Now, technically, the natural
join is the binary operator, people
often use it without parentheses
because it's associative, but if
we get pedantic about it we could add that and then we're in good shape.
Now we've joined all three relations together.
And remember, automatically the natural
join enforces equality on the shared attributes.
Very specifically, the college
name here is going to
be set equal to the apply college name as well.
Now once we've done that, we've got all the information we need.
We just need to add one
more filtering condition, which is
that the college enrollment is greater than 20,000.
And with that, we've solved our query.
So to summarize the
natural join, the natural join combines relations.
It automatically sets values equal
when attribute names are the
same and then it removes the duplicate columns.
The natural join actually does not
add any expressive power to relational algebra.
We can rewrite the natural join without it using the cross-product.
So let me just show that rewrite here.
If we have, and now I'm
going to use the general case of two expressions.
One expression, natural join
with another expression, that is
actually equivalent to doing
a projection on the
schema of the first
expression - I'll just
call it E1 now - union
the schema of the second expression.
That's a real union, so that
means if we have two copies we
just keep one of them.
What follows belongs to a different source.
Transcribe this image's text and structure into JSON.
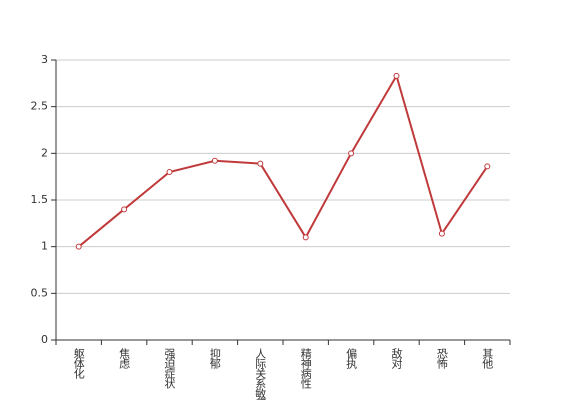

Over
the selection of. Now we're
going to set all the shared attributes
of the first expression to
be equal to the shared attributes of the second.
So I'll just write E1, A1
equals E2, A1
and E1, A2 equals E2 dot A2.
Now these are the cases where,
again, the attributes have the same names, and so on.
So we're setting all those equal,
and that is applied over
expression one cross-product expression two.
So again, the natural
join is not giving us
additional expressive power, but it is very convenient notationally.